Estas cifras deberían alarmarnos. No solo por su magnitud, sino por lo que revelan: la crisis educativa no está únicamente en los aprendizajes, sino también, y quizás de forma más profunda, en la manera en que las comunidades educativas están percibiendo hoy la importancia de la escuela y enfrentando los conflictos en su interior.
Esto da cuenta de una preocupante pérdida de legitimidad institucional, tanto de la escuela como de sus equipos directivos, cuya autoridad y capacidad de conducción son crecientemente cuestionadas por estudiantes, apoderados e incluso otros actores del sistema.
Lógicas que impiden crear comunidad
Son muchos los casos en que, ante un conflicto de convivencia, los adultos acudimos de inmediato a la denuncia, a la fiscalización externa y a la búsqueda de sanciones. Cuando el conflicto se refiere a condiciones laborales, optamos por paralizaciones, no necesariamente huelgas legales, sino por tomas imprevistas e intempestivas que interrumpen las clases. Y mientras esto ocurre, miles de niños, niñas y adolescentes se deben quedar en sus casas. Peor aún, otros miles están quedando derechamente fuera del sistema.

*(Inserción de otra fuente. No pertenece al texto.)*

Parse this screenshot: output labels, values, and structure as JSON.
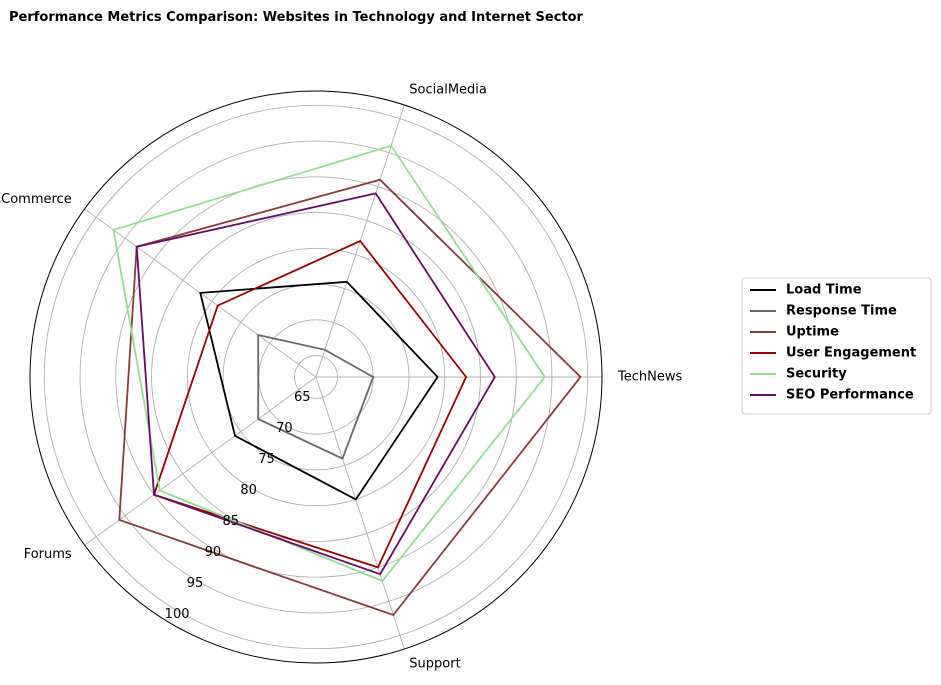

¿Qué estamos enseñando con estas prácticas? Que los desacuerdos no se enfrentan. Que las reglas no se cumplen. Que la escuela y la comunidad por la que optamos no tienen legitimidad ni capacidad para resolver los conflictos que surgen en su interior. Que el derecho a la educación se puede paralizar… que la experiencia educativa no es relevante.
Esa lógica es profundamente dañina, porque impide crear comunidad, trivializa el rol formativo y social de la escuela y de la familia, y termina por erosionar el derecho a una educación integral.
La educación como servicio esencial
Por eso, urge declarar a la educación como un servicio esencial. No para restringir derechos, sino para revalorizar su sentido y proteger lo que verdaderamente está en juego: el acceso permanente y continuo a oportunidades educativas.
Esto incluye aprender a convivir en sociedades cada vez más diversas, a relacionarnos con respeto y a comprender que el cumplimiento de las reglas es la base de la democracia y de una convivencia social pacífica y libre.
En tiempos inciertos, nada más radical que una escuela abierta que funciona con normalidad, con niños y niñas que pueden asistir de manera regular y en que la comunidad está alineada en enseñar que las diferencias y los conflictos existen, pero que pueden resolverse con diálogo, con respeto y sin abandonar a nadie. Y también, cuando las reglas se incumplen gravemente, con medidas proporcionales que resguarden el bienestar colectivo.
Apoyo y cuidado para los equipos escolares
Para que eso ocurra, es indispensable cuidar a quienes conducen las escuelas. Profesores, asistentes y directivos están sometidos diariamente a un alto nivel de estrés: enfrentan conflictos cada vez más complejos, bajo una enorme presión de las comunidades y con recursos limitados.
Toman decisiones difíciles que afectan a estudiantes con quienes comparten el día a día, en la mayoría de los casos, con compromiso y cariño. Y, sin embargo, como sociedad, cada vez tenemos menos límites para cuestionarlos o incluso agredirlos, incluso delante de nuestros propios hijos e hijas.
Por eso, declarar las prestaciones que materializan el derecho humano a la educación, un servicio esencial, debe ir acompañado de políticas públicas que revaloricen la autonomía de las escuelas y las condiciones y capacidades de sus equipos para abordar los conflictos. Eso es comprender la educación como un servicio esencial, revalorizar la escuela y fortalecer la autonomía de las comunidades educativas. Porque el modo en que enfrentamos y resolvemos los conflictos y las diferencias en las escuelas es también una forma de educar.